Step 3.1: : defining InputSpilt of a Spark distributed computing framework, realizing a subclass of Java class InputSpilt according to API provided by Spark, customizing a subclass of Java class InputFormat class, and realizing a Java class getSpilts method of the subclass;
step 3.2: the SparkContext creates an RDD according to the file/directory and the optional fragment, firstly, an application program creates an instance of the SparkContext, if the instance is sc, and creates the RDD by using the created sc instance;
step 3.3: creating Hadoop RDD according to InputFormat and the like in Hadoop configuration;
step 3.4: defining a mode for reading InputSpilt data, and acquiring a Recordreader from an InputFormat according to Hadoop configuration and fragmentation to read data;
step 3.5: customizing a subclass of java class Recordreader, wherein the subclass is used for customizing a mode of reading fragment data and constructing a Spark distributed data set by combining the customized InputFormat in the step 3;
and 4, as shown in the figure 3, aiming at each training data subset RDD, the master node transmits the parameters, the configuration and the update state of the network to all the slave nodes. Firstly, completing distributed conversion in the Transformation of a distributed data set RDD, realizing map conversion of the RDD, and sequencing the output result of conversion after each map is input according to key. The RDD is partitioned according to each recorded key, data with the same key are stored on the same node to ensure that two data sets can run efficiently in join, content protocols in the data sets are specific numerical values, and the final result is stored in a sequence File file under an HDFS specified path and used for subsequently generating a confrontation network depth model for big data analysis. And then processing in Action, forming a DAG by the dependency relationship between the RDDs, dividing the generated confrontation network training Job into a plurality of Stages, wherein each stage comprises a plurality of times of iterative calculations based on MapReduce, the output of the previous iteration is used as the input of the next iteration, and each iteration trains part to generate the confrontation network model. After Stage is submitted, the Task scheduler calculates the required Task according to Stage and submits the Task to Worker in the corresponding Spark cluster.

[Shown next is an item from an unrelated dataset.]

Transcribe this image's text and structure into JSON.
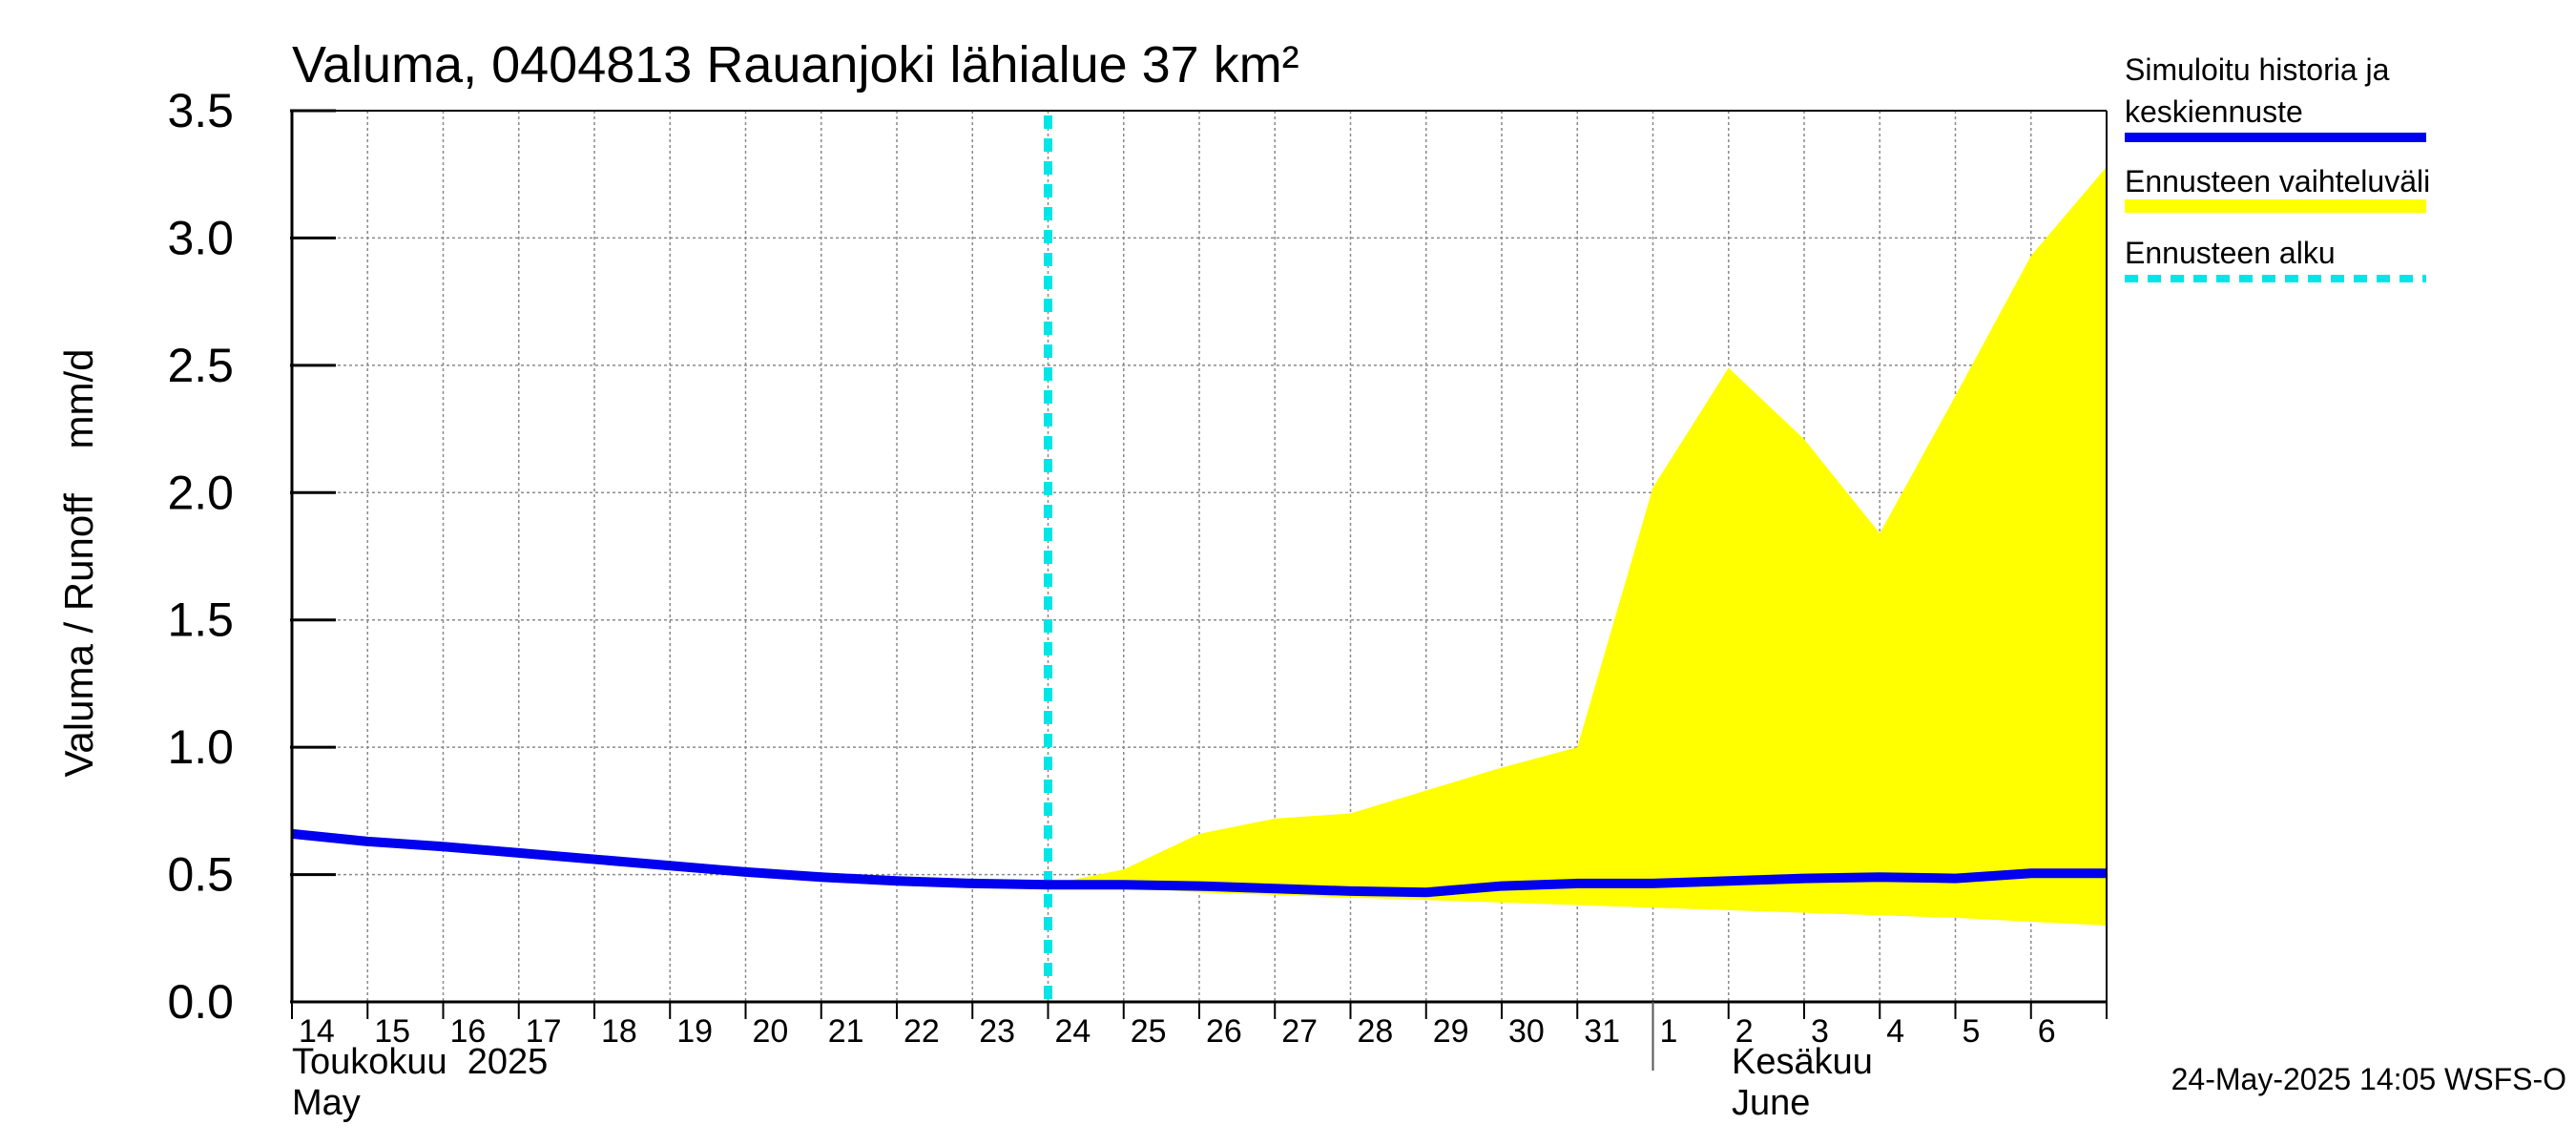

Step 4.1: through a series of Transformation operations, the original RDD is converted into other types of RDD.
The RDD conversion process is Hadoop RDD → MappedRDD → FlatMappedRDD → MappedRDD → PairRDDFunction → ShuffleRDD → MapPartionsRDD. Generating HadoopRDD, generating MappedRDD through Map operation, converting the original MappedRDD into FlatMappedRDD by using the FlatMap, converting the FlatMappedRDD into the MappedRDD by using the generated key value pair, implicitly converting the MairedRDunons into PairRDUnctions in the redeceByKey, calling combeneByKey by the redeceByKey, converting the PairRDUnctions into ShuffleRDD, and after calling mapPartitionsWithContext, converting the ShuffleRDD into the MapParitionsRDD.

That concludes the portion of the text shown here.